Lectura: Lucas 18:18-27

¿Cuántas veces hemos oído las palabras: “Voy a hornear un pastel”?  Un día pensándolo mejor me dije a mi mismo: “En realidad yo nunca he horneado un pastel, de hecho ningún ser humano lo ha hecho.  Sólo mi horno puede hacerlo”.  Lo que hacemos es mezclar los ingredientes y dejamos que el horno haga su parte.  Dividiendo el trabajo así tengo el gozo de ver a otros saborear y disfrutar un delicioso pastel.

Dios utilizó mis meditaciones sobre un tazón de mezclar para esclarecer un dilema que una vez tenía después de haber comenzado un estudio bíblico  en mi vecindario.  Una cosa era reunir a mis vecinos para estudiar la Biblia, y otra muy distinta verlos crecer en Cristo y seguirle.  Me sentía impotente y frustrado.  De pronto vi lo obvio.  Al igual que hornear pasteles, para mí era imposible hacer creyentes, pero no para Dios.  Yo había mezclado los ingredientes correctos: un hogar abierto, amistad, amor, un buen ambiente.  Ahora tenía que confiar en el Espíritu Santo, por medio de Su Palabra, para que hiciese Su obra.  Cuando cooperé con esa división del trabajo, tuve el gozo de ver a otros gustar de la bondad de Dios.

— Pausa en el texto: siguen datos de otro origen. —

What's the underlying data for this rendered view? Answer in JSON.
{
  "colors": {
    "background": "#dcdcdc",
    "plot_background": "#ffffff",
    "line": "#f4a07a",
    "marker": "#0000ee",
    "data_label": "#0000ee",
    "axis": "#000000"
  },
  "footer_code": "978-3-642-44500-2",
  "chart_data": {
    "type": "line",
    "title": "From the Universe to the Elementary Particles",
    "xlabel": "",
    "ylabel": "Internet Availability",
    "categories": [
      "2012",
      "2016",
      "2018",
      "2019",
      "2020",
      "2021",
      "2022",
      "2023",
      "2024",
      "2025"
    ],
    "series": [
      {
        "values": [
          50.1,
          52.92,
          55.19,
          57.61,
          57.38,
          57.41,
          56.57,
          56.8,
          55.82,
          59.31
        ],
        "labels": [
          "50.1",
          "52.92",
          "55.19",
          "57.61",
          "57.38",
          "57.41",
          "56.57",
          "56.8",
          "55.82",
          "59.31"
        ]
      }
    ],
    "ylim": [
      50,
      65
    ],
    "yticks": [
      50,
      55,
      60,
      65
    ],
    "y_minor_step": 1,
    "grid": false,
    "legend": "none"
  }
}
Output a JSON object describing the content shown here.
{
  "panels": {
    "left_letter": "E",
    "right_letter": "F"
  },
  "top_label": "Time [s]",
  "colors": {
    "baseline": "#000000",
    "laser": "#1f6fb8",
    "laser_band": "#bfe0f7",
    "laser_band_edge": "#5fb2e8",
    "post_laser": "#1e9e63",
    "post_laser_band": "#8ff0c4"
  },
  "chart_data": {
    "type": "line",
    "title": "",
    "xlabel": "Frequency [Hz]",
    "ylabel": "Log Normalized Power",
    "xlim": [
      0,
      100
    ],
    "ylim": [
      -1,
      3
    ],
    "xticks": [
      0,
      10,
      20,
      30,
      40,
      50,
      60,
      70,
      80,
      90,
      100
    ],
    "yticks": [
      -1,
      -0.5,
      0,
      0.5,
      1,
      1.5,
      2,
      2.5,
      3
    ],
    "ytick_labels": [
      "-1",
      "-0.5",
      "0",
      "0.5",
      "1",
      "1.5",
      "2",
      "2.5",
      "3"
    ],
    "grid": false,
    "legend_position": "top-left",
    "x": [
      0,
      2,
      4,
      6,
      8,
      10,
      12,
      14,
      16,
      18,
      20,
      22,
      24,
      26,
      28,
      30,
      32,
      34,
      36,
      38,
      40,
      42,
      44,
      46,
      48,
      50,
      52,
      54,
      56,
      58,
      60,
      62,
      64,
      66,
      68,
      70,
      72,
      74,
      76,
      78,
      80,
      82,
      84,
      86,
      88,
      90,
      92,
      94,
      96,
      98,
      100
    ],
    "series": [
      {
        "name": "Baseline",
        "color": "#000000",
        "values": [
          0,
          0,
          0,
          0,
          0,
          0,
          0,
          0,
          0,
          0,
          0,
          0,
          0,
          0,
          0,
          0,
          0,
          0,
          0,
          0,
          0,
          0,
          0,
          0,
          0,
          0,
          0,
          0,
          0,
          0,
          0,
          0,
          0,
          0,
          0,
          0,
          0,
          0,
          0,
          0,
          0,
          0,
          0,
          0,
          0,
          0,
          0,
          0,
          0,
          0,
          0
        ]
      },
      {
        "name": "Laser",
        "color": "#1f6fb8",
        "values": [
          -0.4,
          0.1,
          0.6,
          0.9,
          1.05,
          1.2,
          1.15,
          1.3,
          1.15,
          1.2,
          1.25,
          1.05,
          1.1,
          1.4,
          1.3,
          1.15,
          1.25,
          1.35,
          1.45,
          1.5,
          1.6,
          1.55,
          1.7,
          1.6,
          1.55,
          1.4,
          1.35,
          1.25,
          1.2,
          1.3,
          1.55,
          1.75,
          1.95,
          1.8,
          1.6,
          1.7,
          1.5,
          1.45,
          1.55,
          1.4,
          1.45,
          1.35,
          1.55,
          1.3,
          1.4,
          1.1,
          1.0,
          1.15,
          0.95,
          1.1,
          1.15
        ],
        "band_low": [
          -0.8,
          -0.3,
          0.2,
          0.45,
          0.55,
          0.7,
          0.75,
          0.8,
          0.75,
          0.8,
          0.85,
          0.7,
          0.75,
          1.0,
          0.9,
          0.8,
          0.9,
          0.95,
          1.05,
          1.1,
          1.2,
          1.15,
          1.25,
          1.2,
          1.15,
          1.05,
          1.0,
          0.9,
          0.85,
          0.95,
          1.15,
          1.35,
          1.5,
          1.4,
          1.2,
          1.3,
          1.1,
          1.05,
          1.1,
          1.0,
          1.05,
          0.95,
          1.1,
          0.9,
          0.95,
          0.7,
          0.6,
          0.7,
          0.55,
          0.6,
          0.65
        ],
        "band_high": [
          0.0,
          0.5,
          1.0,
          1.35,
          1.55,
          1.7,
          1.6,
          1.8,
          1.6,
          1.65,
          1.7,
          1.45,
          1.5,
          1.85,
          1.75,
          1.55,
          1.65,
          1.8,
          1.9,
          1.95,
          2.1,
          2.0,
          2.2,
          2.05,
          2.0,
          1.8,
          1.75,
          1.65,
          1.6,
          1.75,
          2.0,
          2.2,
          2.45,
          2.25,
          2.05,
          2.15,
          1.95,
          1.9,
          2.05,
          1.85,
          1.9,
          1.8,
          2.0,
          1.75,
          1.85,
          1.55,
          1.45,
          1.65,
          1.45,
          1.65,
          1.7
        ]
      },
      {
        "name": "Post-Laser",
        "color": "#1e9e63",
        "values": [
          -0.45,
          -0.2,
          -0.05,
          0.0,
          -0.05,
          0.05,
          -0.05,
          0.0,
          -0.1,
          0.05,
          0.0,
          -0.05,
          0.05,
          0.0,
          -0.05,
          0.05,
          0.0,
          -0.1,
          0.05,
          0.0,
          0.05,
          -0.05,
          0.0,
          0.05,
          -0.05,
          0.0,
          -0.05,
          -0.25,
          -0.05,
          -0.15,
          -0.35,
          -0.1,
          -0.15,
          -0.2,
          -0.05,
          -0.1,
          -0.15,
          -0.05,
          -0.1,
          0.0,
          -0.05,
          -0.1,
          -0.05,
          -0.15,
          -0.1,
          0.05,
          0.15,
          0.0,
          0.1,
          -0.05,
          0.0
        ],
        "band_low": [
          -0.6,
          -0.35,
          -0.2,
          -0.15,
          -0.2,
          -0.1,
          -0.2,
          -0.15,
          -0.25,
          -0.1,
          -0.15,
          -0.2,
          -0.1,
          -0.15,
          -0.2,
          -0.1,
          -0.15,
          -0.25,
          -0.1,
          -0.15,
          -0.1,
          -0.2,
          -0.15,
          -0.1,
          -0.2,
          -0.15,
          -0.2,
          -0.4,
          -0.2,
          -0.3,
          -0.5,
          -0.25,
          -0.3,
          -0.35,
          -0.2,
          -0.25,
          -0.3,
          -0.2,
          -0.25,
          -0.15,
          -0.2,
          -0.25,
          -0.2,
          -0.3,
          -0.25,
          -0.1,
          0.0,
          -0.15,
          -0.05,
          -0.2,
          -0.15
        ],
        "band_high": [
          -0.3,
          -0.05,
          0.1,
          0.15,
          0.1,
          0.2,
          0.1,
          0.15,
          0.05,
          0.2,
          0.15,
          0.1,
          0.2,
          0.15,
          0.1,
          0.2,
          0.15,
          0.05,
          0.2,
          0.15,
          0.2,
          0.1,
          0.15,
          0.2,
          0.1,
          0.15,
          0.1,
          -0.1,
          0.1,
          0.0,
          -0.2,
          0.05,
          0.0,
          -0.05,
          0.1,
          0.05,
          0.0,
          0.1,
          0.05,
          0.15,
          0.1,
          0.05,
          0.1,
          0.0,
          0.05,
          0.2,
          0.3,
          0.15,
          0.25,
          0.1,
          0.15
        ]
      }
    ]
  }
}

En Lucas 18:18-27, Jesús describió tan gráficamente algunos de los obstáculos a una fe salvadora, tanto a sí, que los que le escuchaban se preguntaron, si había alguien que podía ser salvo.  ¿Te sientes así respecto a alguien?  Anímate con el firme recordatorio de que hay cosas que sólo Dios puede hacer.  Salvar a personas, es una de ellas.

  1. ¿Estas cumpliendo la parte del trabajo que te toca: Presentar las buenas nuevas de salvación a cualquier persona?
  2. Recuerda, nosotros sembramos la semilla, pero Dios produce la Cosecha.